I’ve written a blog about lucid dreaming already but last night, I had the most wonderful dream…it actually started out non-lucid! I wouldn’t trade it for the world but I sure wish it was a reality and not just a fantasy. In it was a person I hold in very high regard – an actor, a sharp witted standup comedian and a philanthropist, as guileless as a child. If I tell you some of his best works, I won’t even have to tell you his name. The World according to Garp….Dead Poets Society….Good Will Hunting…..Patch Adams…Jumanji. In fact the title of this blog is also one of his movies! Yes, I’m talking about none other than Robin Williams. Although he isn’t with us anymore, he was very present in my dream and very much his usual self.
As I think back, the first ever movie I saw with him in it was Mrs Doubtfire. The caring father that he played in that movie reminded me so much of my own dad! Even in the movie you could see he was clearly fond of his kids and was an awesome father figure. Next up was Patch Adams and Dead Poets Society and by then he had a permanent place in my heart. Every role he played, there was an underlying current of kindness, humor and the ability to make you feel at ease. His ability to make people laugh and even if for a little while forget all their woes, shone through clearly in his work and his personality. His diction, his intellect and his skill to read a room to get the best out of his audience was stellar. He claimed that the stage performances took a lot out of him causing him to turn to drugs and alcohol. While he broke away from all this later in his life, his experience definitely gave him a unique outlook on life. While my humor is more satirical, he has been an influential figure during my formative years and someone I’ve tried to emulate often.

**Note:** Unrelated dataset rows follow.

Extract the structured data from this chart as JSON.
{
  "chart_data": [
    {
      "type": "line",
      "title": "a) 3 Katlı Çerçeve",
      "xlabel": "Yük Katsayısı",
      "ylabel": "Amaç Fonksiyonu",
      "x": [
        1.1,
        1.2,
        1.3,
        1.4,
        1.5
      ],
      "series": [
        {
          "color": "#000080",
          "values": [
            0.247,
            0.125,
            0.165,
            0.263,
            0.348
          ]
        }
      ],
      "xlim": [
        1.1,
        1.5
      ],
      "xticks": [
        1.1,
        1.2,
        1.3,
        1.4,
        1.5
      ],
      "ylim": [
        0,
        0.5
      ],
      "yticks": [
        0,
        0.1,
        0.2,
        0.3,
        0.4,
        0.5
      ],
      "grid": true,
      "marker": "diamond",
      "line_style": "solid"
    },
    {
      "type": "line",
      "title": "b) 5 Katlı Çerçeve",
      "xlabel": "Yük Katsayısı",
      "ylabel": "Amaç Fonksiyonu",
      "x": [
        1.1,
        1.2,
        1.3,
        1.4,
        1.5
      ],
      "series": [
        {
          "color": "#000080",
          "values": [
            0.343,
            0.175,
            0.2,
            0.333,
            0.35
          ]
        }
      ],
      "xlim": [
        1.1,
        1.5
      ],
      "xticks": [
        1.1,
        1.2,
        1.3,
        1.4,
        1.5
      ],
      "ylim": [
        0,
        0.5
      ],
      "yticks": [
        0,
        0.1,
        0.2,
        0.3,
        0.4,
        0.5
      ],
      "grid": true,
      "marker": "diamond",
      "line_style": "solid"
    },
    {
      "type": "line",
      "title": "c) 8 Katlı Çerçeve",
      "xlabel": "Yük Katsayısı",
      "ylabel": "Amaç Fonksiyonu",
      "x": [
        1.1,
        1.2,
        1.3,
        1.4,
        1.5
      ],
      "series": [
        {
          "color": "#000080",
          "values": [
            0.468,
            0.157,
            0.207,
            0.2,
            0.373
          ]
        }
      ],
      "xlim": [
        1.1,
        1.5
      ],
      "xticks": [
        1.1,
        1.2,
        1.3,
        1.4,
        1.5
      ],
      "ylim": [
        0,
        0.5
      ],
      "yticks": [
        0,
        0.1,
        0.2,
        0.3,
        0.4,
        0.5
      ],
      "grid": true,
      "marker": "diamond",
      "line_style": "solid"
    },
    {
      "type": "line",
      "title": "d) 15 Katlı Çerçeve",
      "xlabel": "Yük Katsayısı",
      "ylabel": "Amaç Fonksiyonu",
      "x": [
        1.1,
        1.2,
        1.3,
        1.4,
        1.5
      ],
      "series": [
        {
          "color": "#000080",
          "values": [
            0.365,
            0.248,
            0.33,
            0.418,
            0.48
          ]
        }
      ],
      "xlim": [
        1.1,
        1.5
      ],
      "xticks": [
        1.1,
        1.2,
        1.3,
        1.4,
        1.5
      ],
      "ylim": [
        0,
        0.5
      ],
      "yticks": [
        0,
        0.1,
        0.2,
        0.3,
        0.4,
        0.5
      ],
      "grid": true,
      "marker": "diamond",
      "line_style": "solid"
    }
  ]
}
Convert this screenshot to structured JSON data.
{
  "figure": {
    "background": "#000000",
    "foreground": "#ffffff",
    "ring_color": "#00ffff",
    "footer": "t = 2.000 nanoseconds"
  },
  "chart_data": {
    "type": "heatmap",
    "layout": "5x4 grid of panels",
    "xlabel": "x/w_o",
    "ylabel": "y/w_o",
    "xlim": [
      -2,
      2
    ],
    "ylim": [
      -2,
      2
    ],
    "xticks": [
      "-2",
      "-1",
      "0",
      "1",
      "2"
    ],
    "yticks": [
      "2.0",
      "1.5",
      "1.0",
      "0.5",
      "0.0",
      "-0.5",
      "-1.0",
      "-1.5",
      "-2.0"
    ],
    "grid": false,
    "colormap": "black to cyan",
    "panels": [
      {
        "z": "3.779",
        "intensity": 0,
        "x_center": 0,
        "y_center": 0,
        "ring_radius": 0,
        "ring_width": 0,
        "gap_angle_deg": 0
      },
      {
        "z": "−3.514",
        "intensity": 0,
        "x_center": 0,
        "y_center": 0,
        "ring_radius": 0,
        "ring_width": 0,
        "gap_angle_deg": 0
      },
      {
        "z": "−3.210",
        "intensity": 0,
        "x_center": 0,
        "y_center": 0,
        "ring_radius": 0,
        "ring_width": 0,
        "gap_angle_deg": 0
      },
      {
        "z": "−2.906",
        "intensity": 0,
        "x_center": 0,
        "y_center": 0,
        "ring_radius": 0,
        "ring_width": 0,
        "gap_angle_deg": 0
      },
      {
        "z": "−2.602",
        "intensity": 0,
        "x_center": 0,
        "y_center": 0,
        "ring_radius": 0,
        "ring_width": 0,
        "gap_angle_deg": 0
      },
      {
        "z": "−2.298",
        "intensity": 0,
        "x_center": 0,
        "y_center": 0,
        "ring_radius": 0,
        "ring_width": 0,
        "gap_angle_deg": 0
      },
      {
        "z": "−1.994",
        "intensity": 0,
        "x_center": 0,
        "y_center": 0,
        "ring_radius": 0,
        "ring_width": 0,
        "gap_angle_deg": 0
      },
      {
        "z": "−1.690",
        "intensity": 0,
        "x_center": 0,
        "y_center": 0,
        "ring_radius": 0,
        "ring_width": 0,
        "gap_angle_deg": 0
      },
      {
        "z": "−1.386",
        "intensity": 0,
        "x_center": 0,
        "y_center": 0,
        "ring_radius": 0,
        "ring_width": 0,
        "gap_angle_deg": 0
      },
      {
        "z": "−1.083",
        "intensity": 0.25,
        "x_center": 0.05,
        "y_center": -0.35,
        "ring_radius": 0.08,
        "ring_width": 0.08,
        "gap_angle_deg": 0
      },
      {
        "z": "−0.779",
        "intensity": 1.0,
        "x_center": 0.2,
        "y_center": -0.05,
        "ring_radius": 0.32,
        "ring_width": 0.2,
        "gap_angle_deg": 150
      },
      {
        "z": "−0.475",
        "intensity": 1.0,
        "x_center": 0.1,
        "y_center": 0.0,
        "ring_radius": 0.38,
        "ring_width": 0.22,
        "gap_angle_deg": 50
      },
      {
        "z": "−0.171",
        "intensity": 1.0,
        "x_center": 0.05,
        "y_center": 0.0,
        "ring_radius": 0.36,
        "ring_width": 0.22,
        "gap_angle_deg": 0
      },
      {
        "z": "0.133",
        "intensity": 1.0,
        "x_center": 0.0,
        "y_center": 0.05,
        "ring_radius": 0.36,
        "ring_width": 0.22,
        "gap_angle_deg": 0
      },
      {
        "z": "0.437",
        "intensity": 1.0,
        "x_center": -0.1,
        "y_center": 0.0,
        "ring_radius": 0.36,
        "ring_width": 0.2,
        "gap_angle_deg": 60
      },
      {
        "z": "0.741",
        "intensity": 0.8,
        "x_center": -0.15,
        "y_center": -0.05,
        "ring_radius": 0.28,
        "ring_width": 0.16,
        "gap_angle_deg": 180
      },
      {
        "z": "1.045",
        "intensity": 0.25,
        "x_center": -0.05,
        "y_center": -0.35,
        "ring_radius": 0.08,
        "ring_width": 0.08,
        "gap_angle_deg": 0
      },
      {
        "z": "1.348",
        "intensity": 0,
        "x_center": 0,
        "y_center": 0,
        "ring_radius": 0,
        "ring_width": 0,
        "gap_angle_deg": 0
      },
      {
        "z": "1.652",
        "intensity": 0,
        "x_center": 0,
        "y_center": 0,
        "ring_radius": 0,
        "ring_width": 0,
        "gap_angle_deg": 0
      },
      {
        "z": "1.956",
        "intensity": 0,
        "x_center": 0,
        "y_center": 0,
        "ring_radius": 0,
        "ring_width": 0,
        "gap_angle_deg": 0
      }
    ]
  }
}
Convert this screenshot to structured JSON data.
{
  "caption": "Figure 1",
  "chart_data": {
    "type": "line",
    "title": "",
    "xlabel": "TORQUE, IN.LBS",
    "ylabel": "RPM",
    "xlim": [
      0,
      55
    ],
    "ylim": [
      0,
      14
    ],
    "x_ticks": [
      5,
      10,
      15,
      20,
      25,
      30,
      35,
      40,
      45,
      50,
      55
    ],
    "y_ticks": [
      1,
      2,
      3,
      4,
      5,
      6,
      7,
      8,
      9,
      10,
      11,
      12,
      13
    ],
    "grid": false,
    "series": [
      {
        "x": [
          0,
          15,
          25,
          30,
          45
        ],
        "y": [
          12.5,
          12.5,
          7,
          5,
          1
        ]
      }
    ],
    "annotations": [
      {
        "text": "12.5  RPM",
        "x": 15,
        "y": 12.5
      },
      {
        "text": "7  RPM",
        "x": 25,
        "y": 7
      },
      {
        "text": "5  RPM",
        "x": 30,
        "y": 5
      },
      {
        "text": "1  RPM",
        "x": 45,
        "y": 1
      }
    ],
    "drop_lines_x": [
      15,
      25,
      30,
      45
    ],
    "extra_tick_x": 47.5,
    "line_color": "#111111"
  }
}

So coming back to my dream. I’m dreaming of getting on a train which looks suspiciously like the Eurorail (a trip to Europe needs to be a whole separate dream now!) and the compartment is practically empty. There’s an older couple sharing a cup of coffee, a mother and child reading a map and then sitting right in the middle of a compartment wearing a beret and scribbling something in a diary is Robin Williams!! I do a double take as I realize it’s him. I sidle over to him and ask if I can take the seat next to him. He gives me a toothy grin and says “Why of course! Why would you even ask me such a thing?” Thrilled I sit down and start chatting him up. It evolves into friendly bantering, tossing jokes back and forth, discussing the follies of life humorously. I simply revel in his company. I cannot believe my luck! I wouldn’t be this ecstatic if Jeremy Renner asked me out on a date and I think he is seriously hot!
Slowly I notice him starting to pack up and ask where he is headed. He looks up, gives me a melancholic smile and says “It’s time for me to go Señorita.” Just like that I realize this is a dream and Robin Williams is gone and I’m just meeting my idol in a fantasy. I stand up, hug him tightly and say “Thank you for inspiring me. I hope you are just as happy where you are going.” He waves at me, steps off the train and disappears into a fog. I wake up and reality comes crashing in. It was just a dream.
I remember the day I heard of his death. August 11th, 2014. Can’t believe it will be 2 years soon. I was saddened by his death and angered by the fact that he took his own life. A man larger than life….ending his life?! He looked so happy. Who knew what demons he was battling behind that smiling exterior. Who knew he was suffering from dementia and early onset Parkinsons. Comedians often use their stage persona to hide their inner turmoil.
His daughter, Zelda Williams wrote him a beautiful tribute. In it she said “the world is forever a little darker, less colorful and less full of laughter in his absence”. I cannot agree more but I’m sure he is somewhere in heaven or an alternate universe, cracking jokes at a roomful of people doubled over in laughter. Mr. Williams, you’re sorely missed but I will forever cherish this dream!